C. Article 5 – Préparation et dépôt d’une requête contestée, y compris les documents et les réponses s’y rapportant.

[19] Les défendeurs réclament sept (7) unités pour la préparation et le dépôt d’une requête en radiation d’affidavits. Cette requête fut contestée par les demandeurs et accueillie avec dépens en date du 16 mai 2022. Les demandeurs soutiennent que seules trois (3) unités devraient être allouées aux défendeurs pour ces services.

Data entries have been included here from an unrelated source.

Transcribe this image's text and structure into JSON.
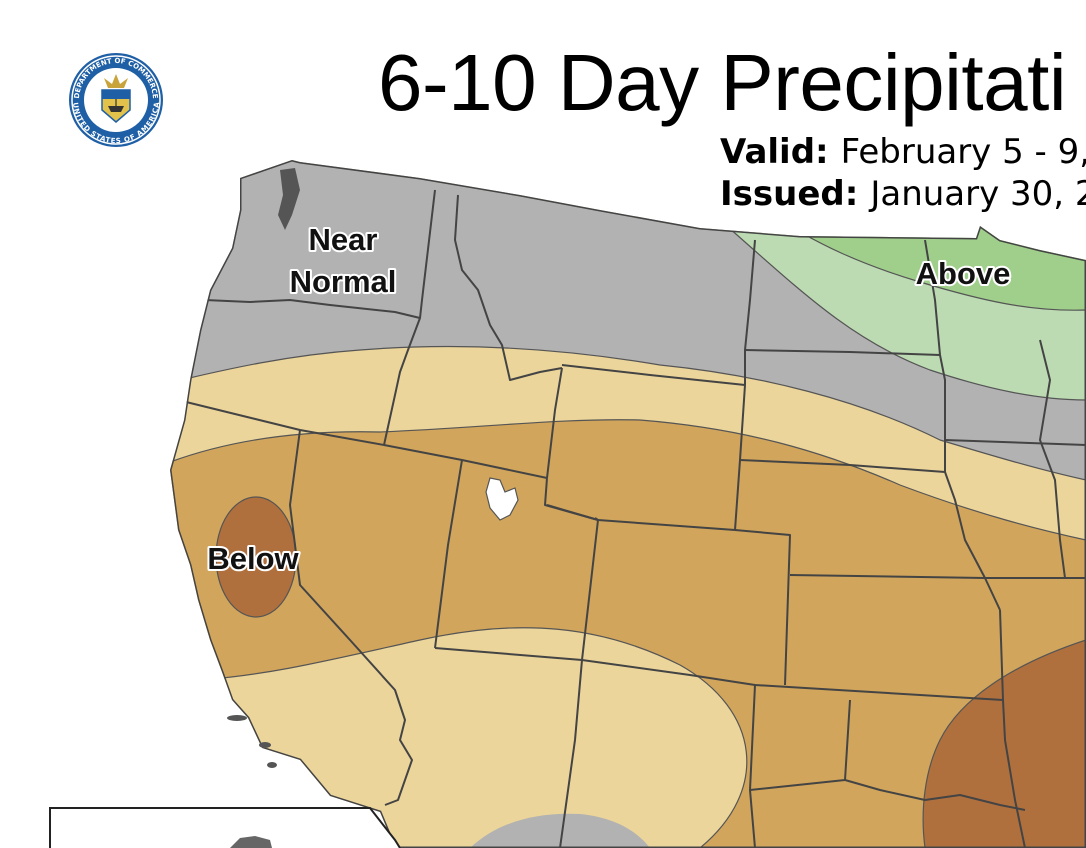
{
  "title": "6-10 Day Precipitati",
  "valid": {
    "label": "Valid:",
    "value": "February 5 - 9,"
  },
  "issued": {
    "label": "Issued:",
    "value": "January 30, 2"
  },
  "seal": {
    "top_text": "DEPARTMENT OF COMMERCE",
    "bottom_text": "UNITED STATES OF AMERICA"
  },
  "regions": {
    "near_normal_line1": "Near",
    "near_normal_line2": "Normal",
    "above": "Above",
    "below": "Below"
  },
  "colors": {
    "near_normal": "#b2b2b2",
    "above_light": "#bcdbb2",
    "above_medium": "#a0cf8c",
    "below_light": "#ebd59b",
    "below_medium": "#d1a55c",
    "below_dark": "#b0703e",
    "boundaries": "#444444"
  }
}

En application du paragraphe 400(3) des Règles, il convient d’analyser la présente réclamation en fonction des facteurs suivants : a) les défendeurs ont eu gain de cause, c) les questions en litige étaient d’une importance et d’une complexité modérée et g) la procédure a nécessité une charge de travail importante. En effet, après examen de ladite procédure, je note que le dossier de requête contient 463 pages et 15 autorités. Il est sans équivoque qu’un temps appréciable a été consacré à la préparation de cet acte de procédure. Au surplus, cette requête a dû être présentée en raison du fait que certains paragraphes des affidavits des demandeurs étaient inadmissibles, ce qui a eu pour effet de prolonger la durée de l’instance (alinéa 400(3)h) des Règles). Considérant les facteurs énumérés précédemment, je suis d’avis que l’allocation de sept (7) unités est justifiée.

D. Article 6 – Comparution lors d’une requête, pour chaque heure.

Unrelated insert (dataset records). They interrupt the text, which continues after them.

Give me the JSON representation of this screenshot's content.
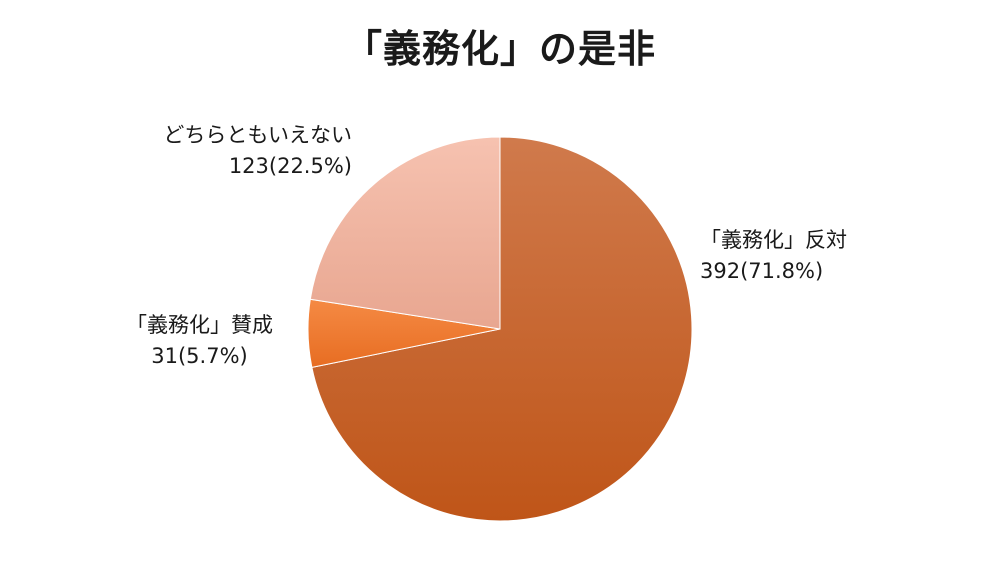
{
  "chart_data": {
    "type": "pie",
    "title": "「義務化」の是非",
    "slices": [
      {
        "name": "「義務化」反対",
        "value": 392,
        "percent": "71.8%",
        "value_label": "392(71.8%)",
        "color": "#c8601f"
      },
      {
        "name": "「義務化」賛成",
        "value": 31,
        "percent": "5.7%",
        "value_label": "31(5.7%)",
        "color": "#f0782e"
      },
      {
        "name": "どちらともいえない",
        "value": 123,
        "percent": "22.5%",
        "value_label": "123(22.5%)",
        "color": "#f2b4a0"
      }
    ],
    "start_angle_deg": 0,
    "direction": "clockwise"
  }
}
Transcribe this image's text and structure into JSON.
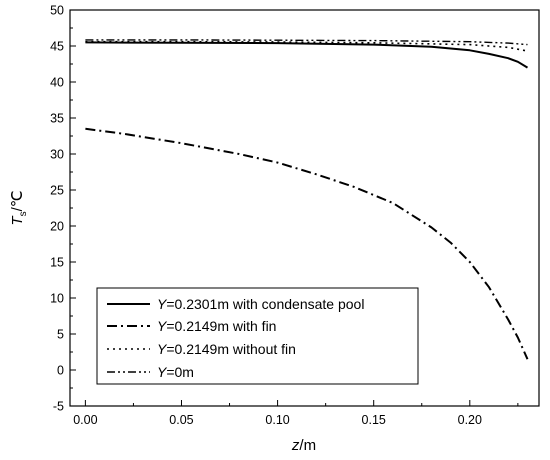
{
  "chart_data": {
    "type": "line",
    "title": "",
    "xlabel_var": "z",
    "xlabel_unit": "/m",
    "ylabel_var": "T",
    "ylabel_sub": "s",
    "ylabel_unit": "/℃",
    "xlim": [
      -0.008,
      0.236
    ],
    "ylim": [
      -5,
      50
    ],
    "xticks": [
      0.0,
      0.05,
      0.1,
      0.15,
      0.2
    ],
    "xtick_labels": [
      "0.00",
      "0.05",
      "0.10",
      "0.15",
      "0.20"
    ],
    "yticks": [
      -5,
      0,
      5,
      10,
      15,
      20,
      25,
      30,
      35,
      40,
      45,
      50
    ],
    "ytick_labels": [
      "-5",
      "0",
      "5",
      "10",
      "15",
      "20",
      "25",
      "30",
      "35",
      "40",
      "45",
      "50"
    ],
    "grid": false,
    "legend_position": "bottom-left",
    "series": [
      {
        "var": "Y",
        "name": "=0.2301m with condensate pool",
        "style": "solid",
        "x": [
          0.0,
          0.05,
          0.1,
          0.15,
          0.18,
          0.2,
          0.21,
          0.22,
          0.225,
          0.23
        ],
        "y": [
          45.5,
          45.45,
          45.4,
          45.2,
          44.9,
          44.4,
          43.9,
          43.3,
          42.8,
          42.0
        ]
      },
      {
        "var": "Y",
        "name": "=0.2149m with fin",
        "style": "dash-dot",
        "x": [
          0.0,
          0.02,
          0.05,
          0.08,
          0.1,
          0.12,
          0.14,
          0.16,
          0.18,
          0.19,
          0.2,
          0.21,
          0.22,
          0.225,
          0.23
        ],
        "y": [
          33.5,
          32.8,
          31.5,
          30.0,
          28.8,
          27.2,
          25.4,
          23.2,
          19.8,
          17.7,
          15.0,
          11.5,
          7.0,
          4.5,
          1.5
        ]
      },
      {
        "var": "Y",
        "name": "=0.2149m without fin",
        "style": "dotted",
        "x": [
          0.0,
          0.05,
          0.1,
          0.15,
          0.2,
          0.22,
          0.23
        ],
        "y": [
          45.6,
          45.6,
          45.55,
          45.45,
          45.2,
          44.8,
          44.3
        ]
      },
      {
        "var": "Y",
        "name": "=0m",
        "style": "dash-dot-dot",
        "x": [
          0.0,
          0.05,
          0.1,
          0.15,
          0.2,
          0.22,
          0.23
        ],
        "y": [
          45.85,
          45.85,
          45.8,
          45.75,
          45.6,
          45.4,
          45.2
        ]
      }
    ]
  }
}
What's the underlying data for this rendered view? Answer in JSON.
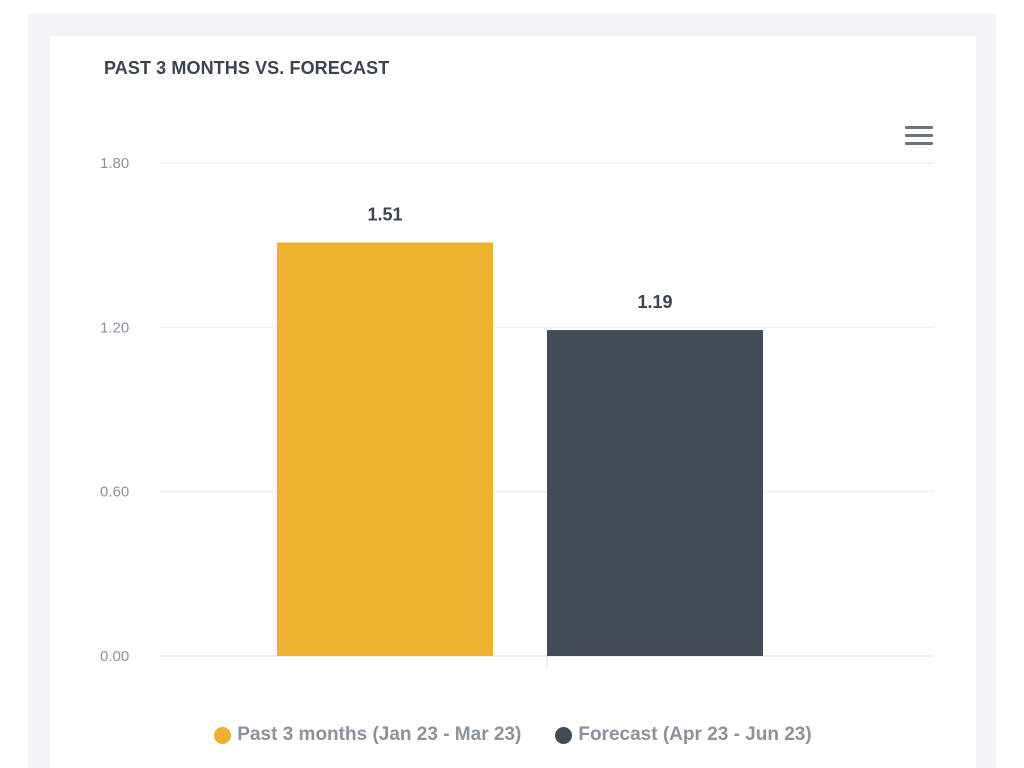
{
  "card": {
    "title": "PAST 3 MONTHS VS. FORECAST"
  },
  "menu": {
    "icon": "hamburger-menu-icon"
  },
  "chart_data": {
    "type": "bar",
    "title": "PAST 3 MONTHS VS. FORECAST",
    "xlabel": "",
    "ylabel": "",
    "ylim": [
      0,
      1.8
    ],
    "yticks": [
      "0.00",
      "0.60",
      "1.20",
      "1.80"
    ],
    "grid": true,
    "legend_position": "bottom-center",
    "categories": [
      "Past 3 months (Jan 23 - Mar 23)",
      "Forecast (Apr 23 - Jun 23)"
    ],
    "values": [
      1.51,
      1.19
    ],
    "data_labels": [
      "1.51",
      "1.19"
    ],
    "colors": [
      "#edb230",
      "#424c57"
    ]
  },
  "legend": {
    "items": [
      {
        "label": "Past 3 months (Jan 23 - Mar 23)",
        "color": "#edb230"
      },
      {
        "label": "Forecast (Apr 23 - Jun 23)",
        "color": "#424c57"
      }
    ]
  }
}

[20] Aux termes de l’article 6, les défendeurs réclament six (6) unités représentant trois (3) unités par heure pour un total de deux (2) heures pour la comparution de leur procureur lors de l’audition de la requête en radiation d’affidavits. Après examen du dossier de cour, des Inscriptions Enregistrées et du procès-verbal du greffier, il appert que l’audition de cette requête fût entendue en amont de l’audition de la demande de contrôle judiciaire le 21 avril 2022, et ce, pour une durée de 50 minutes. J’estime qu’un temps additionnel de 10 minutes pour permettre aux procureurs de s’installer en vue de l’audition est raisonnable (Nova-Biorubber Green Technologies, Inc c Technologies du développement durable Canada, 2021 CF 102 [Nova-Biorubber], au para 21). Il convient donc d’allouer trois (3) unités par heure pour la comparution lors de cette requête, le tout pour un total de trois (3) unités.

E. Article 10 – Préparation à la conférence préparatoire, y compris le mémoire.

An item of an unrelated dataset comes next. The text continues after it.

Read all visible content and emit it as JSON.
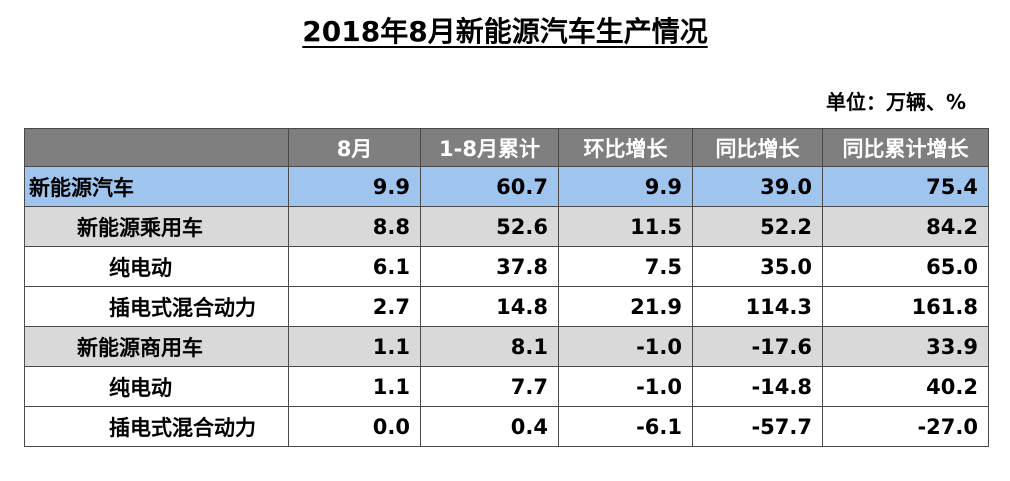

[21] Les défendeurs réclament 12 unités aux termes de l’article 10 pour la préparation aux conférences de gestion de l’instance respectivement tenues les 13 et 20 avril 2022, à raison de six (6) unités par conférence. En premier lieu, les demandeurs soutiennent que les défendeurs n’ont produit aucun mémoire en préparation de ces conférences, « ce qui réduit le nombre d’unités à accorder » (Représentations écrites des demandeurs, para 34). En effet, en application de l’alinéa 400(3)g) des Règles, la charge de travail accompli en préparation de ces conférences doit être considérée dans la détermination des unités à allouer.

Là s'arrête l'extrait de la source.